Pour briser ces préjugés, M. Brunet a pendant 20 ans témoigné dans des écoles et universités. « Au secondaire, à la Cité collégiale, à l’Université d’Ottawa et Carleton, partout où l’on voulait m’entendre. Puis progressivement, j’ai travaillé avec de nombreux organismes, le BRAS outaouais (le bureau régional d’Action SIDA) pour les francophones. »

Prix bâtisseur Ottawa
Yves Brunet a reçu le Prix Bâtisseur de la Ville d’Ottawa. Crédit image : Ville d’Ottawa

« Et à un moment donné, je pense que j’ai fait ce que je devais faire », ajoute Yves Brunet, « sauf que j’ai vu une photo d’un enfant, réfugié syrien, décédé, et je me suis dit que c’était horrible, puis j’ai eu envie de faire quelque chose pour les réfugiés et en particulier les personnes LGBT ».

Le sauvetage de réfugiés LGBT

C’est en écoutant l’émission Tout le monde en parle qu’il a eu vent d’un programme permettant d’orienter des personnes LGBT vers le Canada. « J’ai trouvé le Refuge de l’arc-en-ciel de la Capitale, avec Lisa Hébert, puis j’ai commencé en décembre 2015. J’ai créé mon premier groupe de parrainage et on accueillait, le 28 septembre 2016, un premier réfugié du Moyen-Orient. »

Ce volontaire infatigable nous explique comme il est dur de rapatrier des réfugiés. Il dit par exemple que dans un groupe de parrainage, il faut des bénévoles en santé, des gens qui gèrent les traumatismes et bien d’autres encore. Des gens qui les écoutent et qui ne les jugent pas. « Il faut savoir que d’où ils viennent, leurs propres familles les jugent, les bannissent, les forcent à se marier, à avoir des enfants. Ils leur arrivent des choses tragiques, comme des viols collectifs, et parfois ils sont infectés par le VIH. »

Pour lui, « l’important, c’est la bonté ». Il nous parle de compassion et de résilience : « Parfois les choses paraissent extrêmement noires. Il ne faut pas laisser tomber et je crois que j’en suis un exemple ».

« 95 % des gens dans les années 1980 en mouraient et moi on m’a donné une chance » reprend-il. « Je n’ai pas le goût d’utiliser ce temps à regarder la télévision. J’ai besoin de faire quelque chose qui fasse une différence, même si c’est très difficile. »

 « « I believe in kindness », je crois que c’est ça l’essence de la vie. »
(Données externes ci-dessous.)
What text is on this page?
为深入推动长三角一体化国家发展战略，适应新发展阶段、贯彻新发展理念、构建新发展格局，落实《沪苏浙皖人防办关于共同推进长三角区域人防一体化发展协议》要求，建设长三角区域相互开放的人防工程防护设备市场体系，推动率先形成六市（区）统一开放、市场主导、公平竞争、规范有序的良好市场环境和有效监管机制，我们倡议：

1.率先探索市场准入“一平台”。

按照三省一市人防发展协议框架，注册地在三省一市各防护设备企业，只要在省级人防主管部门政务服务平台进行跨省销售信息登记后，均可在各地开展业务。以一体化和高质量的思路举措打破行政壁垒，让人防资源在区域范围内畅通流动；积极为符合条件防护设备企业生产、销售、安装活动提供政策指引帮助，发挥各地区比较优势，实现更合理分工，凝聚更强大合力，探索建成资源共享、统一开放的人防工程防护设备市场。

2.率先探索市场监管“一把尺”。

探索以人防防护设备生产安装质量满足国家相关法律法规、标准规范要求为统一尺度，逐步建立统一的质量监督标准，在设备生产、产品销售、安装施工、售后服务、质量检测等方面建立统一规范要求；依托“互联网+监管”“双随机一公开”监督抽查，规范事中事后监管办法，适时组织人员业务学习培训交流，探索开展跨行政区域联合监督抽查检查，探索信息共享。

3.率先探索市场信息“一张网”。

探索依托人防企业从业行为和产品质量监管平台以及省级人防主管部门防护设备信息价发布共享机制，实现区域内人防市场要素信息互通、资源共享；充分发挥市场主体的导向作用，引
Le Prix de bâtisseur de la ville d’Ottawa

Depuis qu’il a quitté la fonction publique, c’est le premier prix qu’Yves Brunet reçoit. Il se dit très touché, mais c’est surtout « les 35 personnes qui ont écrit au maire Watson. Des témoignages et des lettres pour dire que je méritais ce prix. Ça me touche beaucoup. Il y avait une lettre d’un enfant d’une dizaine d’années, que nous avons fait venir au Canada lorsqu’il avait 8 ans. Il disait que je lui avais montré la bonté, ce que c’était d’être doux et gentil et qu’on peut aller loin. Il disait qu’il n’avait pas eu cet exemple dans la vie ».

Ottawa prix Yves Brunet
De gauche à droite : Jim Watson, Yves Brunet et Rawlson King. Crédit image : Ville d’Ottawa

« Pour moi, la meilleure façon de me remercier, c’est que ces gens soient heureux, et qu’ils atteignent le succès tel qu’eux le déterminent. »

Pour ce Franco-Ontarien, il faut plus de bénévoles francophones pour aider avec les réfugiés LGBT. « Il y a beaucoup de personnes LGBT francophones dans le besoin. Par exemple, je travaille avec des personnes au Kenya, c’est un pays plus riche que ceux qui l’entourent. Il y a donc beaucoup de réfugiés francophones qui fuient là-bas, sauf que c’est un pays anglophone et qui n’est pas plus ouvert aux personnes LGBT. C’est dur pour eux de se faire comprendre. »

« Avec le parrainage privé, on peut au moins aller chercher les francophones pour qu’ils viennent en Ontario français. »

Le Prix de bâtisseur de la ville décerné par le maire reconnaît les services bénévoles exceptionnels et l’engagement profond d’Yves Brunet. Ce prix distingue les personnes qui font d’Ottawa « un meilleur endroit aujourd’hui et pour l’avenir ». Le Prix récompense « des actes de bonté remarquables (…) et toutes autres réalisations exemplaires ». Une chose est sûre, Yves Brunet a fait preuve d’exemplarité tout au long de sa vie, que ce soit dans sa bataille contre le VIH, sa lutte contre la discrimination et la stigmatisation ou encore pour avoir sauvé 14 personnes provenant de pays où être homosexuel est un crime.